# Asymptotics of Kummer Hypergeometric Function

I am trying to find the asymptotic expansion of $_1F_1\left(-m;\frac{1}{2};-\frac{1}{2}\right)$ for large $m$ where $_1F_1\left(a;b;z\right)$ is the Kummer confluent hypergeometric function, also denoted as $M(a,b,z)$ in Chapter 13 Confluent Hypergeometric Functions of the Digital Library of Mathematical Functions (http://dlmf.nist.gov/13). In the standard notation I am interested in the limit $a \to -\infty$ with the following values fixed $b=1/2$ and $z=-1/2$. In section 13.8 of DLFM they give approximations for:

1. $a \to \infty$ and $b \leq 1$ (Eq. 13.8.8)

2. $a \to -\infty$ and $b \geq 1$ (Eq. 13.8.9)

3. $a \to -\infty$ and $(b-1)/|a|$ positive

4. Finally $a \pm \infty$ and $\text{ph}(a) \leq \pi -\delta$ i.e. $a$ cannot be purely real negative. (See Eq. 13.8.13)

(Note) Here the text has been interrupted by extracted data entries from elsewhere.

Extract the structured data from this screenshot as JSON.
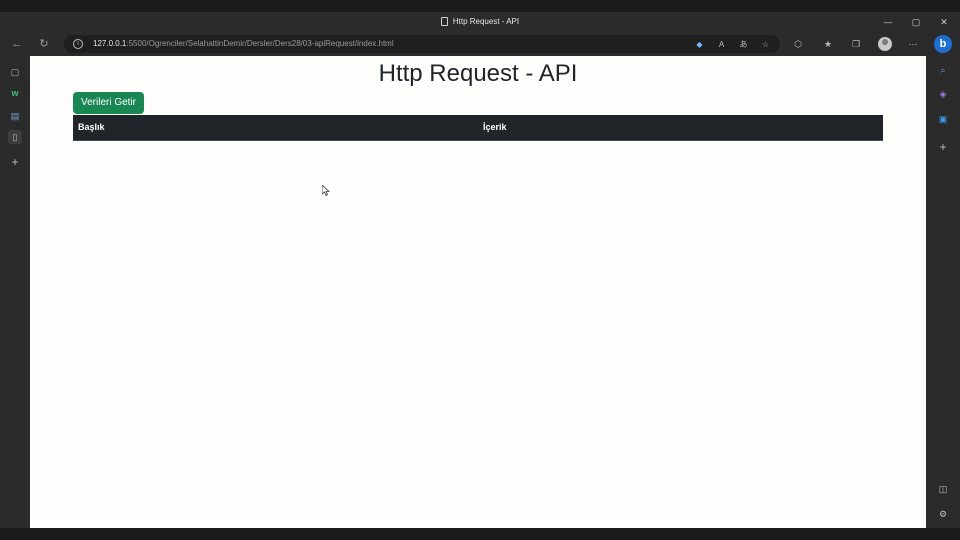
{
  "window": {
    "title": "Http Request - API",
    "controls": {
      "minimize": "—",
      "maximize": "▢",
      "close": "✕"
    }
  },
  "toolbar": {
    "url_host": "127.0.0.1",
    "url_rest": ":5500/Ogrenciler/SelahattinDemir/Dersler/Ders28/03-apiRequest/index.html",
    "icons": [
      "back-icon",
      "refresh-icon",
      "info-icon",
      "tag-icon",
      "read-aloud-icon",
      "translate-icon",
      "favorite-add-icon",
      "extensions-icon",
      "favorites-icon",
      "collections-icon",
      "profile-icon",
      "more-icon",
      "bing-icon"
    ]
  },
  "page": {
    "heading": "Http Request - API",
    "fetch_button": "Verileri Getir",
    "table": {
      "headers": [
        "Başlık",
        "İçerik"
      ],
      "rows": []
    }
  },
  "colors": {
    "button_green": "#198754",
    "table_header": "#212529",
    "browser_chrome": "#2b2b2b"
  }
}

As you can see none of these cases apply to my problem. Any suggestions on how to get the scaling?

Don't know if the question is still relevant, but the asymptotics can be obtained as follows. Use the identity $${_1F_1}\left(-m;\frac{1}{2};-\frac{1}{2}\right)= e^{-1/2}\,{_1F_1}\left(m+\frac{1}{2};\frac{1}{2};\frac{1}{2}\right)$$ Then use the integral representation $${_1F_1}\left(m+\frac{1}{2};\frac{1}{2};\frac{1}{2}\right)= \frac{1}{\Gamma\left(m+\frac{1}{2}\right)} \int_{0}^{\infty}e^{-t}t^{m-1/2}\,{_0F_1}\left(;\frac{1}{2};\frac{t}{2}\right)dt= \\\frac{1}{\Gamma\left(m+\frac{1}{2}\right)} \int_{0}^{\infty}e^{-t}t^{m-1/2}\cosh(\sqrt{2\,t})dt$$ The exponent is $-t+(m-1/2)\ln(t)+\sqrt{2\,t}$; the other term coming from $\cosh$ contributes subdominant terms and can be neglected. Apply (a variation of) Laplace's method to get $${_1F_1}\left(-m;\frac{1}{2};-\frac{1}{2}\right)\sim e^{\sqrt{2\,m}-1/4} \left(\frac{1}{2}+\frac{7\sqrt{2}}{96\sqrt{m}}-\frac{23}{4608m}+\ldots\right)$$